Proprio parlando di Alzheimer, anche la dott. Spadin dellAIMA ci aveva già fatto notare come in realtà si crei in questo modo un circolo vizioso che probabilmente andremo a scontare da qui a qualche anno…

Certo. L’Alzheimer costa al paese tantissimo e costerà sempre più. Perché ogni malato è inserito in un sistema famiglia e si tratta di malattie lunghe visto che non c’è un immediato rischio di mortalità: per cui, a volte, si va incontro ad anni e anni di cure con costi altissimi. Quindi non investire in ricerca, vuol dire aumentare notevolmente le voci di spesa.

Il vostro studio, però, sembra dare buone speranze. Quindi la ricerca se ben indirizzata dà i suoi frutti?

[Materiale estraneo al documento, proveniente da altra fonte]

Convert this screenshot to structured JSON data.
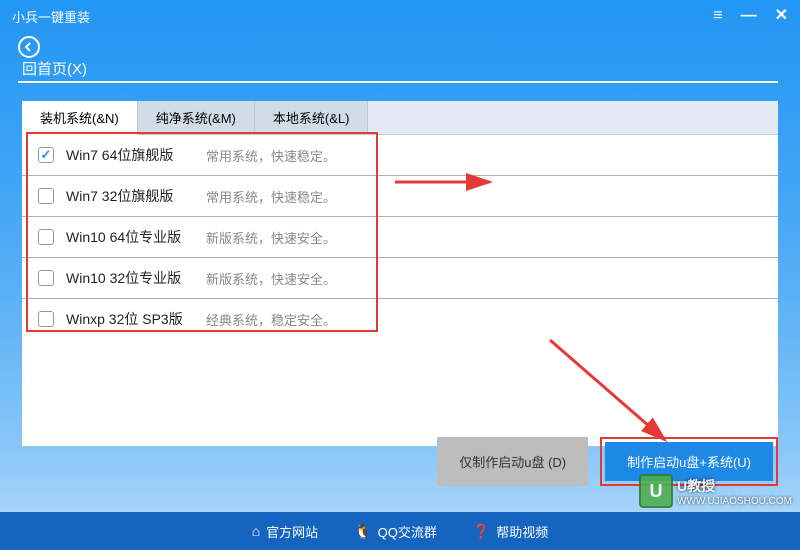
{
  "titlebar": {
    "app_name": "小兵一键重装"
  },
  "nav": {
    "back_label": "回首页(X)"
  },
  "tabs": [
    {
      "label": "装机系统(&N)",
      "active": true
    },
    {
      "label": "纯净系统(&M)",
      "active": false
    },
    {
      "label": "本地系统(&L)",
      "active": false
    }
  ],
  "systems": [
    {
      "name": "Win7 64位旗舰版",
      "desc": "常用系统，快速稳定。",
      "checked": true
    },
    {
      "name": "Win7 32位旗舰版",
      "desc": "常用系统，快速稳定。",
      "checked": false
    },
    {
      "name": "Win10 64位专业版",
      "desc": "新版系统，快速安全。",
      "checked": false
    },
    {
      "name": "Win10 32位专业版",
      "desc": "新版系统，快速安全。",
      "checked": false
    },
    {
      "name": "Winxp 32位 SP3版",
      "desc": "经典系统，稳定安全。",
      "checked": false
    }
  ],
  "buttons": {
    "make_boot_only": "仅制作启动u盘 (D)",
    "make_boot_system": "制作启动u盘+系统(U)"
  },
  "footer": {
    "website": "官方网站",
    "qqgroup": "QQ交流群",
    "help": "帮助视频"
  },
  "watermark": {
    "brand": "U教授",
    "url": "WWW.UJIAOSHOU.COM",
    "badge": "U"
  }
}
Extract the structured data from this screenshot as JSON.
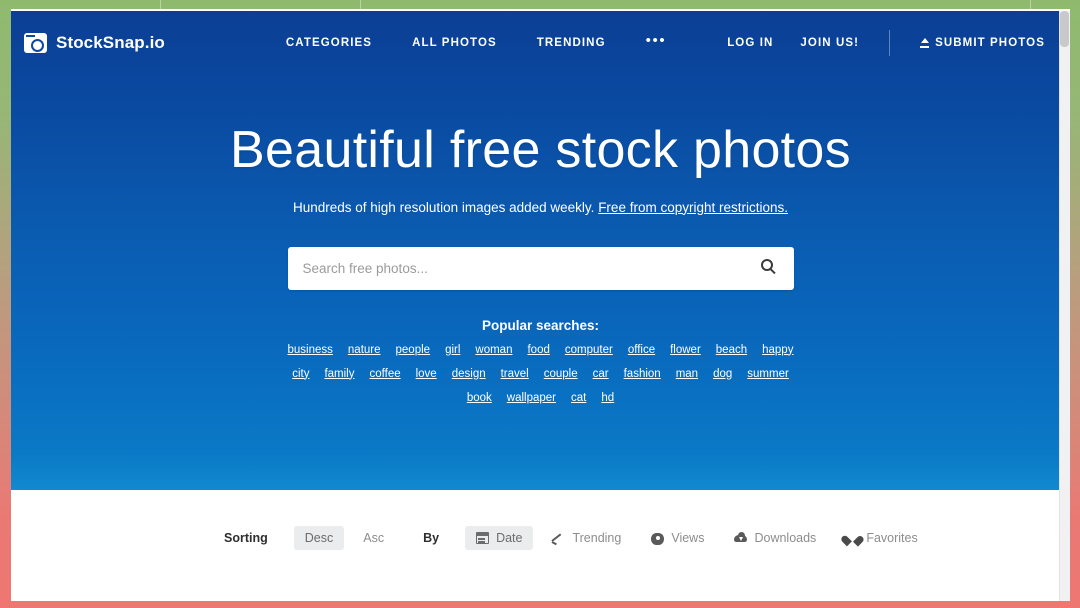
{
  "brand": {
    "name": "StockSnap.io",
    "icon": "camera-icon"
  },
  "nav": {
    "center_links": [
      {
        "label": "CATEGORIES",
        "name": "categories"
      },
      {
        "label": "ALL PHOTOS",
        "name": "all-photos"
      },
      {
        "label": "TRENDING",
        "name": "trending"
      }
    ],
    "more_label": "•••",
    "right_links": [
      {
        "label": "LOG IN",
        "name": "log-in"
      },
      {
        "label": "JOIN US!",
        "name": "join-us"
      }
    ],
    "submit": {
      "label": "SUBMIT PHOTOS",
      "icon": "upload-icon"
    }
  },
  "hero": {
    "headline": "Beautiful free stock photos",
    "subhead_text": "Hundreds of high resolution images added weekly. ",
    "subhead_link": "Free from copyright restrictions.",
    "search": {
      "placeholder": "Search free photos...",
      "value": "",
      "icon": "search-icon"
    },
    "popular": {
      "title": "Popular searches:",
      "rows": [
        [
          "business",
          "nature",
          "people",
          "girl",
          "woman",
          "food",
          "computer",
          "office",
          "flower",
          "beach",
          "happy"
        ],
        [
          "city",
          "family",
          "coffee",
          "love",
          "design",
          "travel",
          "couple",
          "car",
          "fashion",
          "man",
          "dog",
          "summer"
        ],
        [
          "book",
          "wallpaper",
          "cat",
          "hd"
        ]
      ]
    }
  },
  "sorting": {
    "sorting_label": "Sorting",
    "desc_label": "Desc",
    "asc_label": "Asc",
    "by_label": "By",
    "date_label": "Date",
    "trending_label": "Trending",
    "views_label": "Views",
    "downloads_label": "Downloads",
    "favorites_label": "Favorites",
    "active_direction": "Desc",
    "active_field": "Date"
  },
  "colors": {
    "hero_gradient_top": "#0b3f95",
    "hero_gradient_bottom": "#1189cf",
    "frame_top": "#8fba6e",
    "frame_bottom": "#ee7772",
    "chip_active_bg": "#ebeced"
  }
}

Bisogna considerare, che, purtroppo, c’è sempre il problema del salto tra il dato scientifico e l’applicazione. Allo stato attuale, poi,  quando una persona è in una fase di Alzheimer sostanzialmente espresso, non c’è trattamento che tenga: la neurodegenerazione non può essere arrestata. Quando si presenta un quadro pre-clinico di decadimento cognitivo lieve, ugualmente, quasi assistiamo passivamente al fatto che a un certo punto si apre una forbice: alcuni convertono nella malattia, altri no. E, ovviamente, in tanti stanno lavorando per capire quale sia il meccanismo che scatta. Poi c’è un passo ancora precedente che interessa la genetica e la familiarità: ma, anche in questo caso, una volta appurata la presenza di fattori genetici che determinano un rischio alto, al momento, non c’è ancora la possibilità di bloccare l’Alzheimer. I centri in tutto il mondo lavorano in maniera diversa su tre fronti: miglioramento delle condizioni di chi ha già la malattia in corso; la parte più consistente si concentra sui quadri pre-clinici, cercando di individuare cos’è che fa la differenza; infine, c’è la ricerca nel futuro, quella che sposta le lancette ancora prima e lavora sul rischio genetico.